Without monotonic reads:
Read from Replica A → sees tweet from 5 min ago
Read from Replica B → sees tweet from 10 min ago ← older, timeline jumped back
Read from Replica A → sees tweet from 5 min ago ← back to newer
With monotonic reads:
Read from Replica A → sees data up to T=5min
Next read → must go to replica at T≥5min
never to a replica further behind
The problem it solves: Timeline jumping backwards. Seeing newer content then older content then newer again.
Implementation: Sticky session routing — stick to same replica, or track latest seen timestamp.
Classic example: Twitter/X timeline — once you see a tweet from 3pm, you should never see older tweets appearing above it.
Causal Consistency#
Operations that are causally related must be seen in the correct order by everyone.
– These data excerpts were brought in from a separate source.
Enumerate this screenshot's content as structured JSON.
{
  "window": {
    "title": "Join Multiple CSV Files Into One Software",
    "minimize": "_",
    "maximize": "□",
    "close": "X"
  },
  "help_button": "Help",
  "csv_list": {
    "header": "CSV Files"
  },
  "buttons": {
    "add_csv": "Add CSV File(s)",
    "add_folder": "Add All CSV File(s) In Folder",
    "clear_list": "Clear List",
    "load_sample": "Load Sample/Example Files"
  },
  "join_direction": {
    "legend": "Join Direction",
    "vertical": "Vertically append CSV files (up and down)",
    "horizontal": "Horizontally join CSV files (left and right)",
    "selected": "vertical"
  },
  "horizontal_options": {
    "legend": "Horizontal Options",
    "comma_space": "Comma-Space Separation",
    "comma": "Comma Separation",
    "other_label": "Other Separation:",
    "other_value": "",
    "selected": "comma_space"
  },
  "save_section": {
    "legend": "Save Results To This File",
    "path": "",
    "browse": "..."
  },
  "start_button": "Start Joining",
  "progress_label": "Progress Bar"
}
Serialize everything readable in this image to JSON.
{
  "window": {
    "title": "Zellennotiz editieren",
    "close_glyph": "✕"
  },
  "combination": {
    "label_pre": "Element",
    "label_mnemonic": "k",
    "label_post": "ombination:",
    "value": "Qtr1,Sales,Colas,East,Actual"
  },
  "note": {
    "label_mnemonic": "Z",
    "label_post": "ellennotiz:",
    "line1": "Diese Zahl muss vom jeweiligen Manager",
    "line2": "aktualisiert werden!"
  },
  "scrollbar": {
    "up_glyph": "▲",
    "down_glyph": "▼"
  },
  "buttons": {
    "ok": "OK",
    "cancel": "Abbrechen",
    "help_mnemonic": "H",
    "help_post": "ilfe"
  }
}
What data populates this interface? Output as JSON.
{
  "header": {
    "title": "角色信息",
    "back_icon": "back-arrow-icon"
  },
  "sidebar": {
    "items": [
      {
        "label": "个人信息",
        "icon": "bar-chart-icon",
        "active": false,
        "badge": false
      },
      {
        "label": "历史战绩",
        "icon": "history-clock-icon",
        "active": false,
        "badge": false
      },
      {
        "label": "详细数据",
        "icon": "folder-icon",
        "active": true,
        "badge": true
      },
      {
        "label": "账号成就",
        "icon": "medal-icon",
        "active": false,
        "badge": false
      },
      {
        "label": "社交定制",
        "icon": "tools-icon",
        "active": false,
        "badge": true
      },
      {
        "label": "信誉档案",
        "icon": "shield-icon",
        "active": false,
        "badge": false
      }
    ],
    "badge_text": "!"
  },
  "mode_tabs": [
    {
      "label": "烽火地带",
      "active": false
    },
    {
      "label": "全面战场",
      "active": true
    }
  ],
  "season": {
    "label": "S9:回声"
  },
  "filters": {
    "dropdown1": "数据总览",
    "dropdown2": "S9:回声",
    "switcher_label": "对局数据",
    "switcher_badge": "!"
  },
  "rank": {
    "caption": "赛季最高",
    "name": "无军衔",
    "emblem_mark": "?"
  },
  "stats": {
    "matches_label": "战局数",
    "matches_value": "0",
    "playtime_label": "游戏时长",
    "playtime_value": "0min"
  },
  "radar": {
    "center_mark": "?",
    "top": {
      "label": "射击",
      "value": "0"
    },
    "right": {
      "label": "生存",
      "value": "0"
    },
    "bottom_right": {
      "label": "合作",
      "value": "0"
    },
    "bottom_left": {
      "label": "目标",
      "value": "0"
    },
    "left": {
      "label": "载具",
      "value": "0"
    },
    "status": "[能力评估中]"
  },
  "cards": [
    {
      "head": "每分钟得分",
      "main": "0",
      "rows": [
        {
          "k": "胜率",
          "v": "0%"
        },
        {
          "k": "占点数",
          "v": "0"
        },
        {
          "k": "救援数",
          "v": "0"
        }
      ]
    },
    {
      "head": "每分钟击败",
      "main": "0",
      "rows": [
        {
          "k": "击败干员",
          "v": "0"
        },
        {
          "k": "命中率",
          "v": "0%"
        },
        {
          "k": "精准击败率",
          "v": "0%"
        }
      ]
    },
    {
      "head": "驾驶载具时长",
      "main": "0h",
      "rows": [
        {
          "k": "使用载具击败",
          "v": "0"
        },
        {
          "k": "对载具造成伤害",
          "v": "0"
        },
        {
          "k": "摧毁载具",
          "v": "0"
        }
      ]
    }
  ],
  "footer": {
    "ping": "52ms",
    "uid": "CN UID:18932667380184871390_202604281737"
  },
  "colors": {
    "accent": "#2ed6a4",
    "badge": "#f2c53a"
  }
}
Message A: "Hey" → no dependency
Message B: "Hey back" → causally depends on A
Any user reading B must have already seen A
Nobody sees "Hey back" before "Hey"
What makes two operations causally related:
B causally depends on A if:
→ B was written after reading A
→ B is a reply to A
→ B references or modifies something A created
What it doesn't order: Independent operations. Messages in different conversations don't need global ordering.
Why not linearizability instead: Linearizability requires global real-time ordering across ALL operations — expensive, hurts availability. Causal only orders what matters — related operations.
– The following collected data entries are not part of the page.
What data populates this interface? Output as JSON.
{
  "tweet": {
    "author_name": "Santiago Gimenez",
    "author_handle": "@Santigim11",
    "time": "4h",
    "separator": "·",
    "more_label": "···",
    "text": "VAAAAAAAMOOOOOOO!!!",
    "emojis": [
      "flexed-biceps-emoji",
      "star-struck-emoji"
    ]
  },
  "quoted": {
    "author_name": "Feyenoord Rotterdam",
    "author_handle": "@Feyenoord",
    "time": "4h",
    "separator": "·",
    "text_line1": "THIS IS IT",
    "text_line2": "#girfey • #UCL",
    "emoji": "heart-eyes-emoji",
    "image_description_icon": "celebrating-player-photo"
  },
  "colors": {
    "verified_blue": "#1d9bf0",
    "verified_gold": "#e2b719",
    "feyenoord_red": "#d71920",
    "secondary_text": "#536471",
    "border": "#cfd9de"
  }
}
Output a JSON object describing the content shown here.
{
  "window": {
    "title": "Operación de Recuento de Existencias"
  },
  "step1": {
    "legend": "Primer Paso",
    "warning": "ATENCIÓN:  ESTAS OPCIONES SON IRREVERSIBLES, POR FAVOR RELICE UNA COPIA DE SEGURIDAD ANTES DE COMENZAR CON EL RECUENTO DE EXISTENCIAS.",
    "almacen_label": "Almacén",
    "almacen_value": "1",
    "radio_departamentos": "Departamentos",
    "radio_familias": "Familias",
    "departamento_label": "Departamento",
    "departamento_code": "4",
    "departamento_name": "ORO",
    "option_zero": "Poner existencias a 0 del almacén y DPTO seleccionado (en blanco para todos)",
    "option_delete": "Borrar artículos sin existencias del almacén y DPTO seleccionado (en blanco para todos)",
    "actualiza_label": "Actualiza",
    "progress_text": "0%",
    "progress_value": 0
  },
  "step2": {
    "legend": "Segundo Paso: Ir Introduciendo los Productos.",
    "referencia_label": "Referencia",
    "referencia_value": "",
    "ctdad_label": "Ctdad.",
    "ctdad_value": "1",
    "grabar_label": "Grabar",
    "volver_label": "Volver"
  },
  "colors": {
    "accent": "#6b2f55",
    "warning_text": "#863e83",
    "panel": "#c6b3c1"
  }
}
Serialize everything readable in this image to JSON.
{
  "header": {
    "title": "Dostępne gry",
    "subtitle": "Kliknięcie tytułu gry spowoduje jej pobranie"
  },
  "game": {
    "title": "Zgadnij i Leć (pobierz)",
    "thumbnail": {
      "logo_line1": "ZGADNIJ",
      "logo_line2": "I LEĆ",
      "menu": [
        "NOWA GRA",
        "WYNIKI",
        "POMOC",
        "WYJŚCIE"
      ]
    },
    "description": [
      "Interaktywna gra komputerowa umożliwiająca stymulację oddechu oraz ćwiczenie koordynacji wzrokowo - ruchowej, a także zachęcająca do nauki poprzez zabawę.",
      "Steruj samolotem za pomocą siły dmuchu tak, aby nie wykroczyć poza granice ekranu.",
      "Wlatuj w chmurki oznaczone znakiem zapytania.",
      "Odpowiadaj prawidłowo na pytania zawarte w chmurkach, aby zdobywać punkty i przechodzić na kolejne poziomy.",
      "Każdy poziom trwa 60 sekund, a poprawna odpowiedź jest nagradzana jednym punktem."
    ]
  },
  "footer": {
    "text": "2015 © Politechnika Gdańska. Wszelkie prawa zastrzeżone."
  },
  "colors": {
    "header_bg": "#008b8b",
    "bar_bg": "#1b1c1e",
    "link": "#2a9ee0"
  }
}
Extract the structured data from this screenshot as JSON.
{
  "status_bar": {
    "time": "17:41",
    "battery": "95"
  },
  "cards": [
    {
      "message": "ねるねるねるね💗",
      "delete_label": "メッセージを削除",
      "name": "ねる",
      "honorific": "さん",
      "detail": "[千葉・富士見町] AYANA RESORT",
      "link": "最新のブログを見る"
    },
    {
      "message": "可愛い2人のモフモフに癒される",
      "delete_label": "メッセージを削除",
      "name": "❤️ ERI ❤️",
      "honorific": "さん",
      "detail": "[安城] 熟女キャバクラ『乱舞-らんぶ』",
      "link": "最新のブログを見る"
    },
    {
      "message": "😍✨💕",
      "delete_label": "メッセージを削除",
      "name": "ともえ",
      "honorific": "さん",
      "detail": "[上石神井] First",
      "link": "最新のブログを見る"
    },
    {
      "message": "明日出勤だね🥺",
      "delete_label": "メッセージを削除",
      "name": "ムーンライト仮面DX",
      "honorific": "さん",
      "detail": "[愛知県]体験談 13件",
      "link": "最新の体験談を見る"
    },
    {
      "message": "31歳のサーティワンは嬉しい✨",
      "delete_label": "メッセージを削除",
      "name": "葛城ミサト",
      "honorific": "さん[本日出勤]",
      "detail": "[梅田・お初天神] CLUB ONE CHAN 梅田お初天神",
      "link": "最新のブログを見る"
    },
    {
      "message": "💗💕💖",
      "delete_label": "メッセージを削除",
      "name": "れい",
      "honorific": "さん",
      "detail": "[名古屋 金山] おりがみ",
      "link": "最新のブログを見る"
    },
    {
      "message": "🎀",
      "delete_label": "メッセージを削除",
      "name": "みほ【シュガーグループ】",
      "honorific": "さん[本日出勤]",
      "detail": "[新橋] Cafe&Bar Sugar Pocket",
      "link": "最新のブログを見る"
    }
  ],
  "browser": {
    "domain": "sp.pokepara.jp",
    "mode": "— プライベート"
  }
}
Classic example: WhatsApp — replies must appear after the original message. But messages in different conversations don't need real-time global ordering. System stays available even on poor networks.
Strong Consistency#
Every read sees the latest write. All nodes agree on the same value at the same time.
You transfer $10,000
You immediately read balance → sees updated amount guaranteed
Any node you read from → same value
How it's achieved: Quorum reads and writes — R + W > N (majority must agree before confirming).
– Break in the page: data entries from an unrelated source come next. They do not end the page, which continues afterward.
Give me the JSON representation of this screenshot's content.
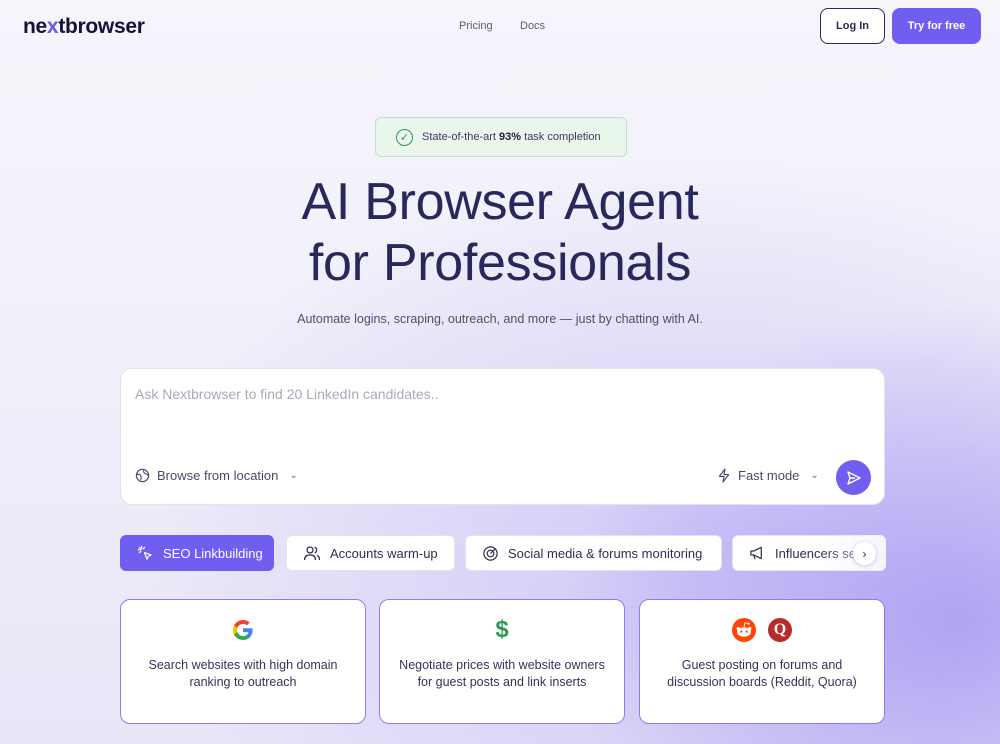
{
  "header": {
    "logo_pre": "ne",
    "logo_x": "x",
    "logo_post": "tbrowser",
    "nav": [
      "Pricing",
      "Docs"
    ],
    "login_label": "Log In",
    "try_label": "Try for free"
  },
  "hero": {
    "badge_pre": "State-of-the-art ",
    "badge_bold": "93%",
    "badge_post": " task completion",
    "title_line1": "AI Browser Agent",
    "title_line2": "for Professionals",
    "subtitle": "Automate logins, scraping, outreach, and more — just by chatting with AI."
  },
  "input": {
    "placeholder": "Ask Nextbrowser to find 20 LinkedIn candidates..",
    "location_label": "Browse from location",
    "mode_label": "Fast mode"
  },
  "tabs": [
    {
      "label": "SEO Linkbuilding",
      "active": true
    },
    {
      "label": "Accounts warm-up",
      "active": false
    },
    {
      "label": "Social media & forums monitoring",
      "active": false
    },
    {
      "label": "Influencers se",
      "active": false
    }
  ],
  "cards": [
    {
      "icon": "google-icon",
      "text": "Search websites with high domain ranking to outreach"
    },
    {
      "icon": "dollar-icon",
      "text": "Negotiate prices with website owners for guest posts and link inserts"
    },
    {
      "icon": "reddit-quora-icons",
      "text": "Guest posting on forums and discussion boards (Reddit, Quora)"
    }
  ],
  "colors": {
    "accent": "#6f5ef0",
    "title": "#28285a",
    "success": "#2f9a52"
  }
}
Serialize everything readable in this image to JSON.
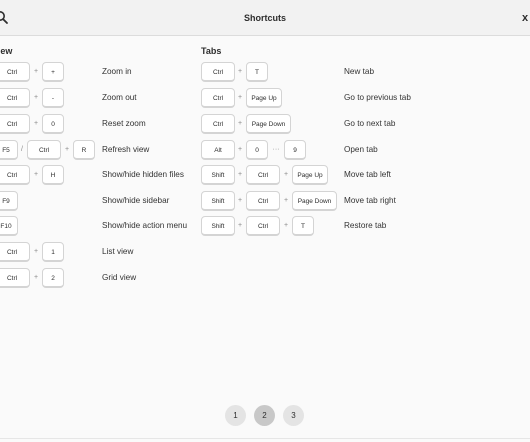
{
  "header": {
    "title": "Shortcuts",
    "close_label": "x"
  },
  "sections": {
    "left_title": "View",
    "right_title": "Tabs"
  },
  "view_rows": [
    {
      "keys": [
        "Ctrl",
        "+"
      ],
      "seps": [
        "+"
      ],
      "label": "Zoom in"
    },
    {
      "keys": [
        "Ctrl",
        "-"
      ],
      "seps": [
        "+"
      ],
      "label": "Zoom out"
    },
    {
      "keys": [
        "Ctrl",
        "0"
      ],
      "seps": [
        "+"
      ],
      "label": "Reset zoom"
    },
    {
      "keys": [
        "F5",
        "Ctrl",
        "R"
      ],
      "seps": [
        "/",
        "+"
      ],
      "label": "Refresh view"
    },
    {
      "keys": [
        "Ctrl",
        "H"
      ],
      "seps": [
        "+"
      ],
      "label": "Show/hide hidden files"
    },
    {
      "keys": [
        "F9"
      ],
      "seps": [],
      "label": "Show/hide sidebar"
    },
    {
      "keys": [
        "F10"
      ],
      "seps": [],
      "label": "Show/hide action menu"
    },
    {
      "keys": [
        "Ctrl",
        "1"
      ],
      "seps": [
        "+"
      ],
      "label": "List view"
    },
    {
      "keys": [
        "Ctrl",
        "2"
      ],
      "seps": [
        "+"
      ],
      "label": "Grid view"
    }
  ],
  "tab_rows": [
    {
      "keys": [
        "Ctrl",
        "T"
      ],
      "seps": [
        "+"
      ],
      "label": "New tab"
    },
    {
      "keys": [
        "Ctrl",
        "Page Up"
      ],
      "seps": [
        "+"
      ],
      "label": "Go to previous tab"
    },
    {
      "keys": [
        "Ctrl",
        "Page Down"
      ],
      "seps": [
        "+"
      ],
      "label": "Go to next tab"
    },
    {
      "keys": [
        "Alt",
        "0",
        "9"
      ],
      "seps": [
        "+",
        "···"
      ],
      "label": "Open tab"
    },
    {
      "keys": [
        "Shift",
        "Ctrl",
        "Page Up"
      ],
      "seps": [
        "+",
        "+"
      ],
      "label": "Move tab left"
    },
    {
      "keys": [
        "Shift",
        "Ctrl",
        "Page Down"
      ],
      "seps": [
        "+",
        "+"
      ],
      "label": "Move tab right"
    },
    {
      "keys": [
        "Shift",
        "Ctrl",
        "T"
      ],
      "seps": [
        "+",
        "+"
      ],
      "label": "Restore tab"
    }
  ],
  "pagination": {
    "pages": [
      "1",
      "2",
      "3"
    ],
    "current": "2"
  }
}
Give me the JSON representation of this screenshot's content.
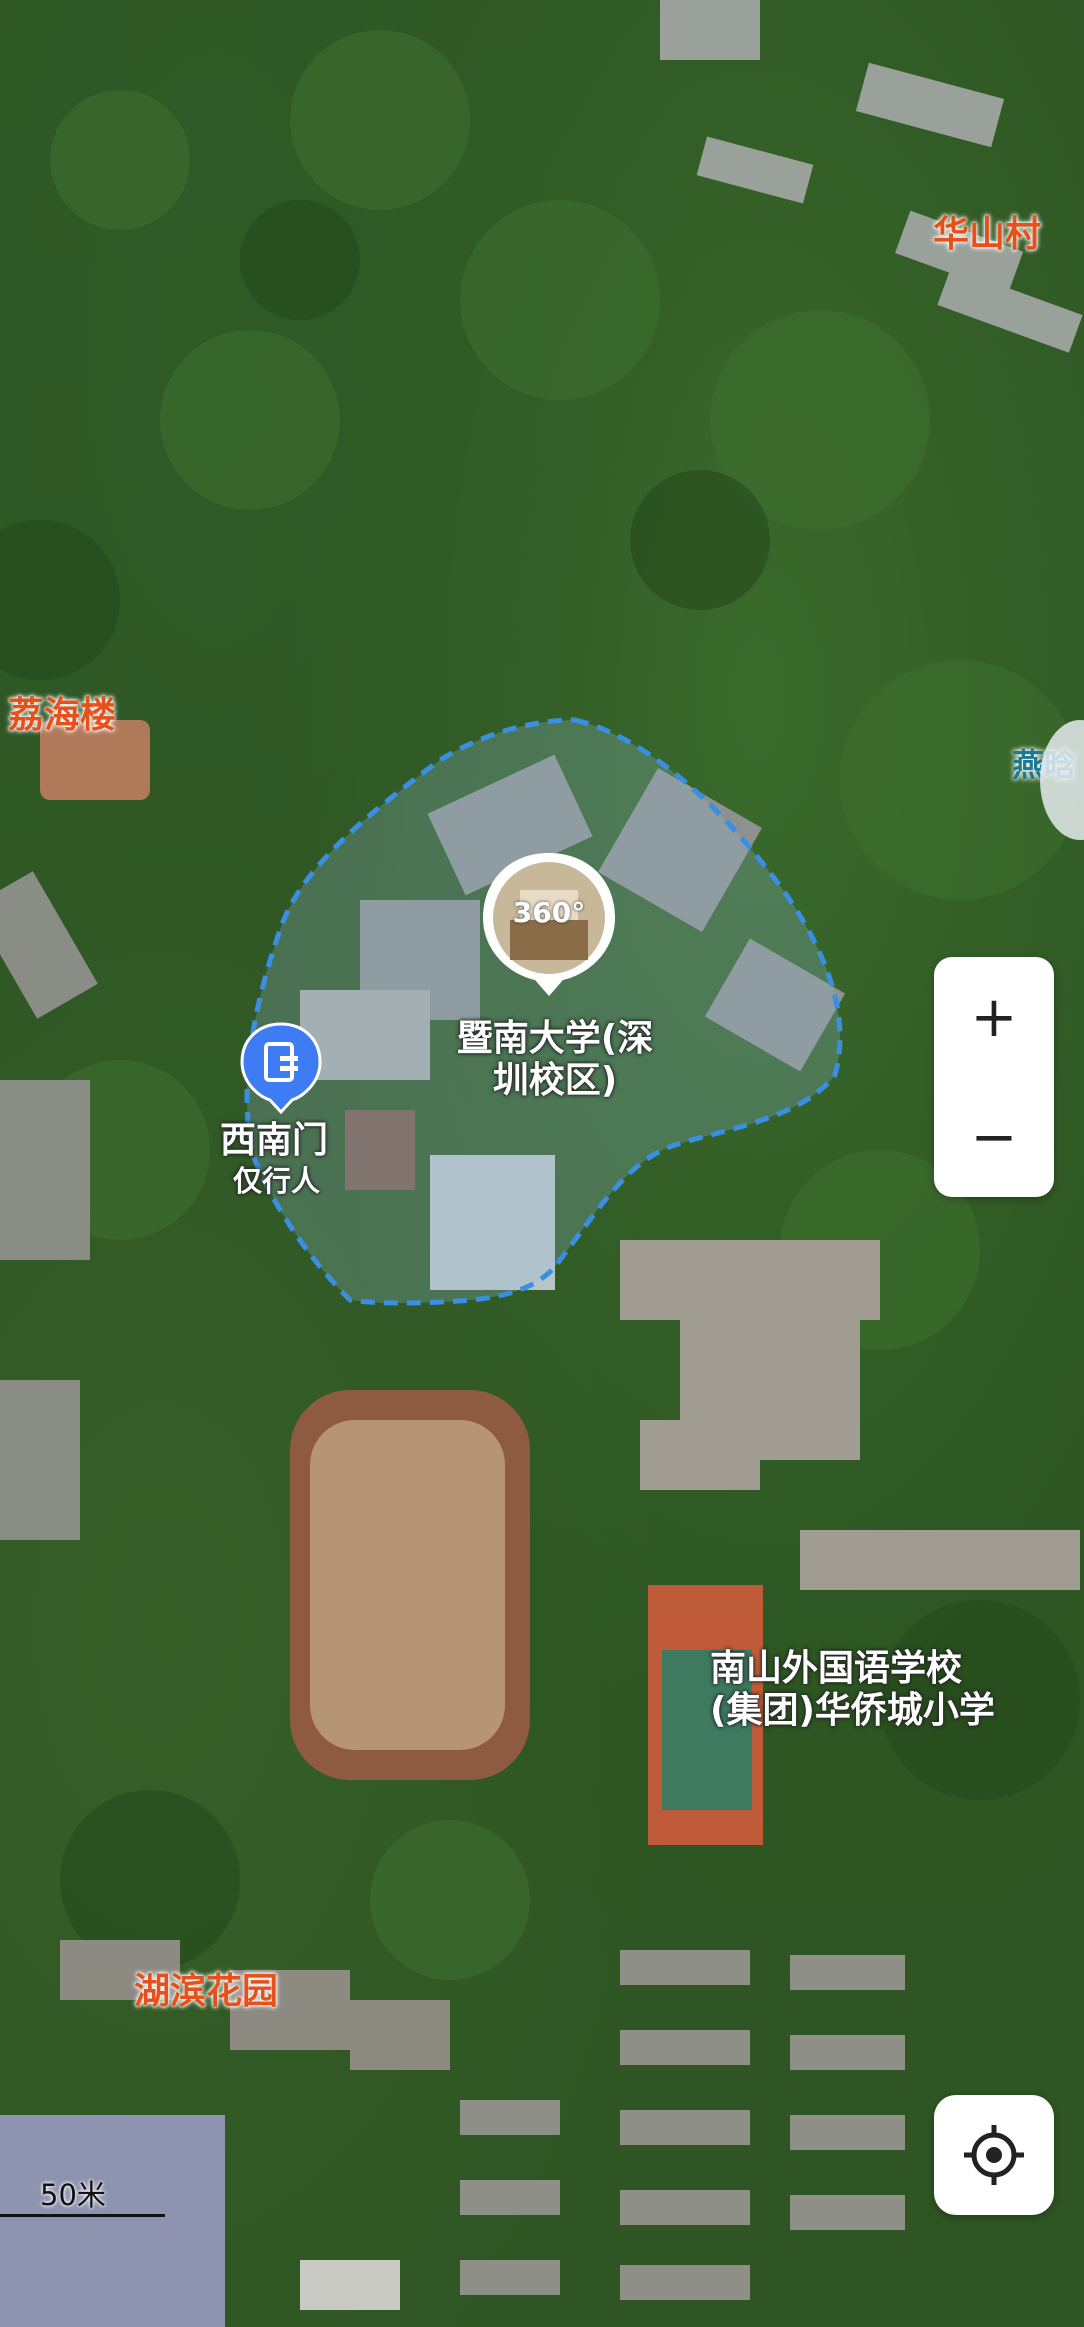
{
  "labels": {
    "huashancun": "华山村",
    "lihailou": "荔海楼",
    "yan": "燕晗",
    "jinan": "暨南大学(深圳校区)",
    "jinan_line1": "暨南大学(深",
    "jinan_line2": "圳校区)",
    "xinanmen": "西南门",
    "xinanmen_sub": "仅行人",
    "school_line1": "南山外国语学校",
    "school_line2": "(集团)华侨城小学",
    "hubin": "湖滨花园"
  },
  "controls": {
    "zoom_in": "+",
    "zoom_out": "−"
  },
  "scale": {
    "label": "50米"
  },
  "badge": {
    "text": "360°"
  },
  "colors": {
    "boundary": "#3b8fe3",
    "label_orange": "#e8501b",
    "pin_blue": "#3d7cf2"
  }
}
The cost: Every write must be confirmed by a majority of nodes before returning success. Higher latency, lower availability during network issues.
Classic example: Bank balance — you must never see stale balance after a transfer.
Linearizability#
Strong consistency + real wall-clock time ordering. Once a write completes, any read that starts after it must see it — respecting actual real time.
Real wall-clock time:
B commits at 10:00:00.100
A commits at 10:00:00.900 (A happened later in real life)
Strong consistency → might order A → B (internal clocks may differ)
Linearizability → must order B → A (respects real wall-clock time)
The extra guarantee: Operations appear to happen at a single instant in real time. The system's ordering matches actual causality in the physical world.
The cost: Requires synchronized clocks across all nodes. Google Spanner uses atomic clocks + GPS receivers in every data center.
Classic example: Google Spanner — financial systems requiring true global consistency with real-time ordering.
For SDE-2 interviews
Know that linearizability is the strictest model, it's what Spanner provides, and it requires synchronized clocks. You don't need the formal proof.
The Full Spectrum#
Linearizability → strong consistency + real-time ordering (Spanner)
Strong → every read sees latest write, quorum required (banks)
Causal → related ops in order, availability preserved (WhatsApp)
Monotonic Reads → time never goes backwards for a user (Twitter feed)
Read-Your-Writes → you see your own writes (Instagram)
Eventual → replicas converge, maximum availability (Amazon cart)
Each level includes all guarantees of the levels below it
Causal consistency also gives you monotonic reads and read-your-writes. Strong consistency gives you all of the above except real-time ordering.